Future retailers cook up a storm at Borough Market
Borough Market held its annual Young Marketeers day yesterday (04 Feb) as the iconic London market keeps up its sustainable credentials on food wastage while training a potential future generation of market retailers to effectively sell their wares.
The Young Marketeers scheme sees children from four schools in Southwark make and sell their own recipes for home-made winter soups using surplus vegetables along with bread they have baked. Already in its eighth year the Young Marketeers programme is supported by NatWest and led by Borough Market in conjunction with the School Food Matters organization.
Hatty Cary, Community Engagement Manager at Borough Market explained that with topics such as waste and climate change high on the agenda for young people “events like this are becoming increasingly important for the next generation of Londoners”. She added “By teaching young people where their food has come from, how to grow it and what to make with it while also giving them an awareness of food waste, we hope to inspire young people to take a more sustainable approach to their food in the future.”

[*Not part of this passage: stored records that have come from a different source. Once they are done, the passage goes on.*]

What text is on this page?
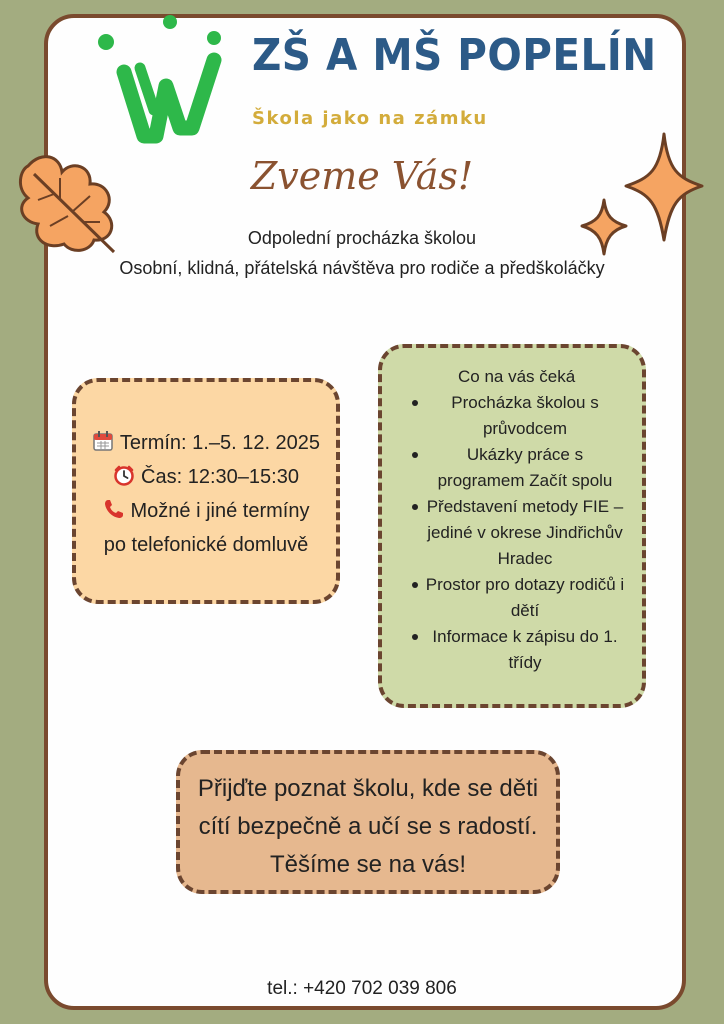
ZŠ A MŠ POPELÍN
Škola jako na zámku
Zveme Vás!
Odpolední procházka školou
Osobní, klidná, přátelská návštěva pro rodiče a předškoláčky
Termín: 1.–5. 12. 2025
Čas: 12:30–15:30
Možné i jiné termíny
po telefonické domluvě
Co na vás čeká
Procházka školou s průvodcem
Ukázky práce s programem Začít spolu
Představení metody FIE – jediné v okrese Jindřichův Hradec
Prostor pro dotazy rodičů i dětí
Informace k zápisu do 1. třídy
Přijďte poznat školu, kde se děti
cítí bezpečně a učí se s radostí.
Těšíme se na vás!
tel.: +420 702 039 806
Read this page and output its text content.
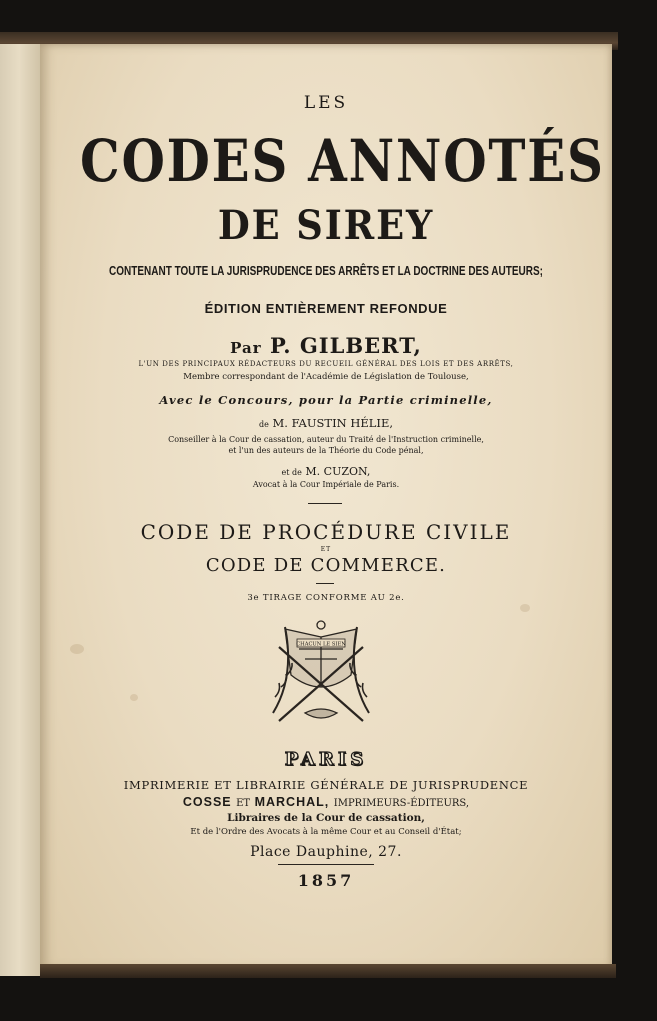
LES
CODES ANNOTÉS
DE SIREY
CONTENANT TOUTE LA JURISPRUDENCE DES ARRÊTS ET LA DOCTRINE DES AUTEURS;
ÉDITION ENTIÈREMENT REFONDUE
Par P. GILBERT,
L'UN DES PRINCIPAUX RÉDACTEURS DU RECUEIL GÉNÉRAL DES LOIS ET DES ARRÊTS,
Membre correspondant de l'Académie de Législation de Toulouse,
Avec le Concours, pour la Partie criminelle,
de M. FAUSTIN HÉLIE,
Conseiller à la Cour de cassation, auteur du Traité de l'Instruction criminelle,
et l'un des auteurs de la Théorie du Code pénal,
et de M. CUZON,
Avocat à la Cour Impériale de Paris.
CODE DE PROCÉDURE CIVILE
ET
CODE DE COMMERCE.
3e TIRAGE CONFORME AU 2e.
CHACUN LE SIEN
PARIS
IMPRIMERIE ET LIBRAIRIE GÉNÉRALE DE JURISPRUDENCE
COSSE ET MARCHAL, IMPRIMEURS-ÉDITEURS,
Libraires de la Cour de cassation,
Et de l'Ordre des Avocats à la même Cour et au Conseil d'État;
Place Dauphine, 27.
1857
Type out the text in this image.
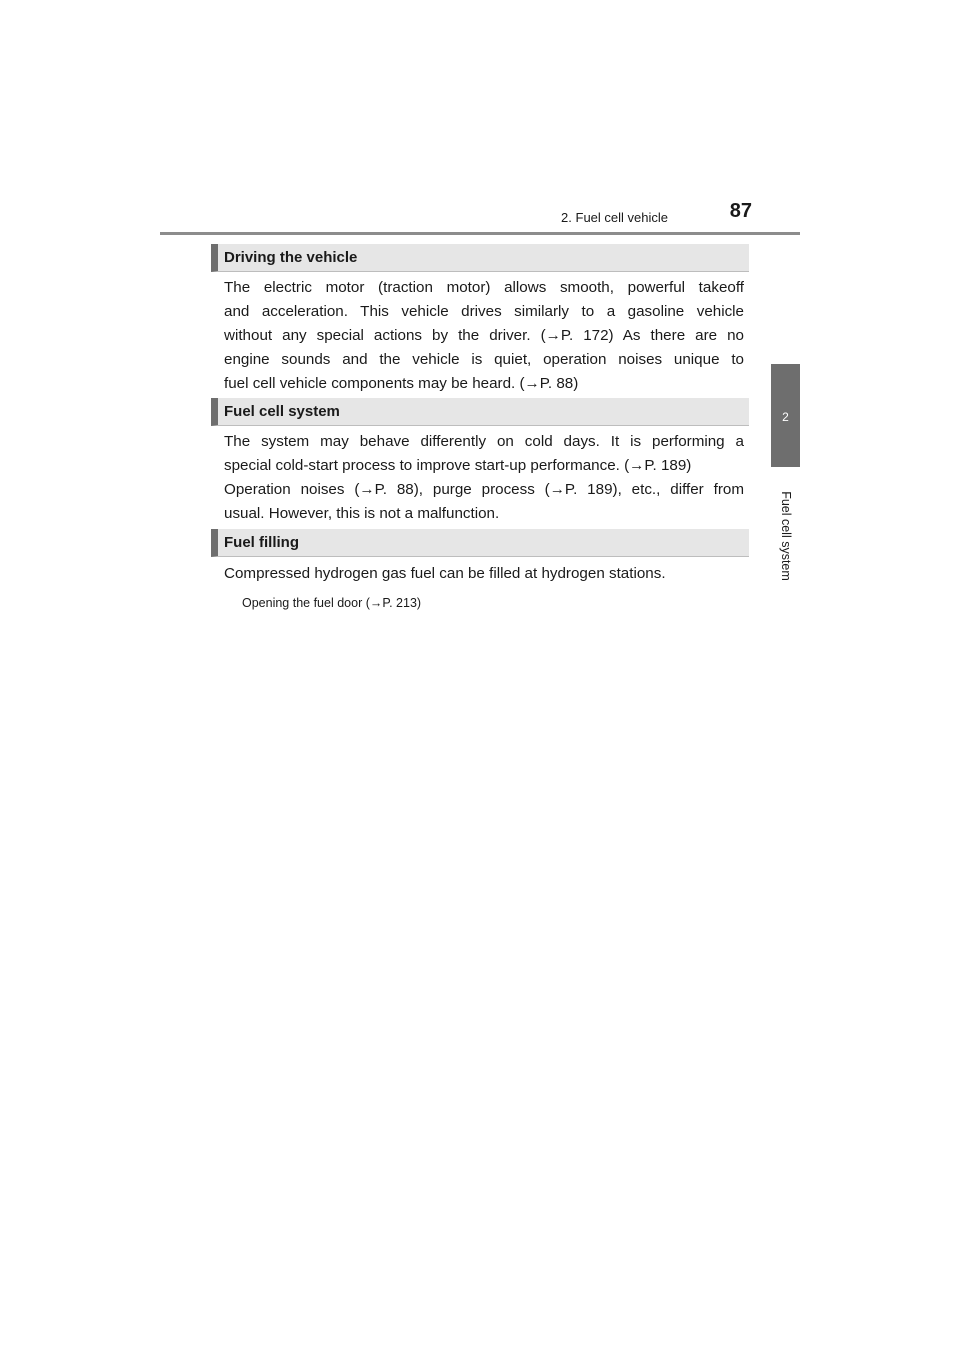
2. Fuel cell vehicle	87
2
Fuel cell system
Driving the vehicle
The electric motor (traction motor) allows smooth, powerful takeoff
and acceleration. This vehicle drives similarly to a gasoline vehicle
without any special actions by the driver. (→P. 172) As there are no
engine sounds and the vehicle is quiet, operation noises unique to
fuel cell vehicle components may be heard. (→P. 88)
Fuel cell system
The system may behave differently on cold days. It is performing a
special cold-start process to improve start-up performance. (→P. 189)
Operation noises (→P. 88), purge process (→P. 189), etc., differ from
usual. However, this is not a malfunction.
Fuel filling
Compressed hydrogen gas fuel can be filled at hydrogen stations.
Opening the fuel door (→P. 213)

Selling alongside the experienced traders already operating in the market gives the children an insight into what it takes to be a successful food retailer as well as alerting them to the issues of food wastage. Monies raised go to FareShare which distributes surplus food across the UK.

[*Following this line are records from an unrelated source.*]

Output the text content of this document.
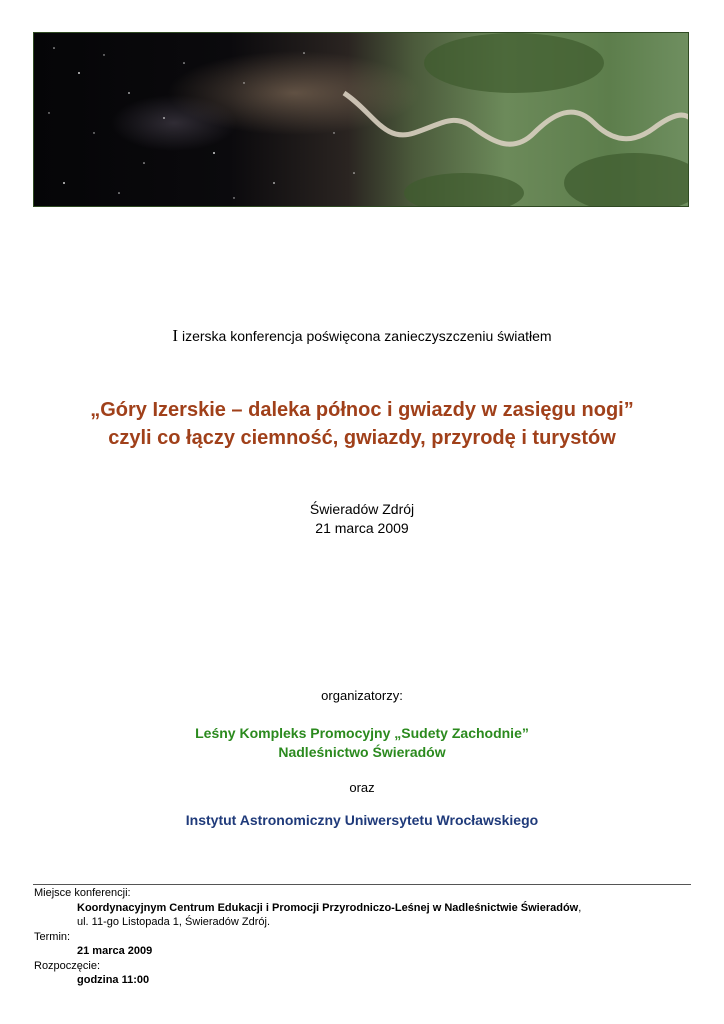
I izerska konferencja poświęcona zanieczyszczeniu światłem
„Góry Izerskie – daleka północ i gwiazdy w zasięgu nogi”
czyli co łączy ciemność, gwiazdy, przyrodę i turystów
Świeradów Zdrój
21 marca 2009
organizatorzy:
Leśny Kompleks Promocyjny „Sudety Zachodnie”
Nadleśnictwo Świeradów
oraz
Instytut Astronomiczny Uniwersytetu Wrocławskiego
Miejsce konferencji:
Koordynacyjnym Centrum Edukacji i Promocji Przyrodniczo-Leśnej w Nadleśnictwie Świeradów,
ul. 11-go Listopada 1, Świeradów Zdrój.
Termin:
21 marca 2009
Rozpoczęcie:
godzina 11:00
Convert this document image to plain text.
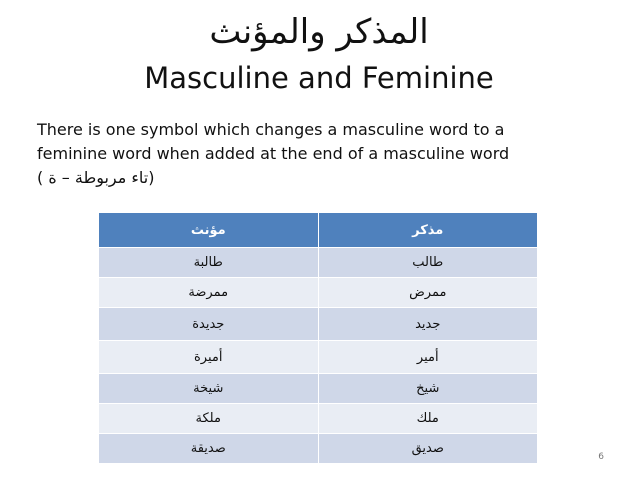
المذكر والمؤنث
Masculine and Feminine
There is one symbol which changes a masculine word to a
feminine word when added at the end of a masculine word

( تاء مربوطة – ة)
مؤنث	مذكر
طالبة	طالب
ممرضة	ممرض
جديدة	جديد
أميرة	أمير
شيخة	شيخ
ملكة	ملك
صديقة	صديق
6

In preparation for the day the students attended two workshops; one at The Cookhouse in Borough Market, which taught the students how to make vegetable-based soups using seasonal produce and a second session with Bread Ahead Bakery, where they learnt how to make ciabatta loaves.
They sold their creations in the Green Market area of Borough Market which is given over to the Food Futures Market – which specifically aims to incubate the next generation of food retailers. These emerging businesses are joined each week by a guest trader from South Bank University’s London Agri-Food Innovation Clinic which also supports fledgling food retailers.
More generally the market and its traders have a very long-standing commitment to reducing waste whereby none of the market’s rubbish goes to landfill, all cardboard, paper, plastic, glass and wood are recycled and any food waste goes to an anaerobic digestion plant to be turned into power, fertiliser and water. It had already removed all plastic bottles In 2017 and most recently in 2019 became the first food market in the UK to replace plastic carrier bags with a fully biodegradable alternative.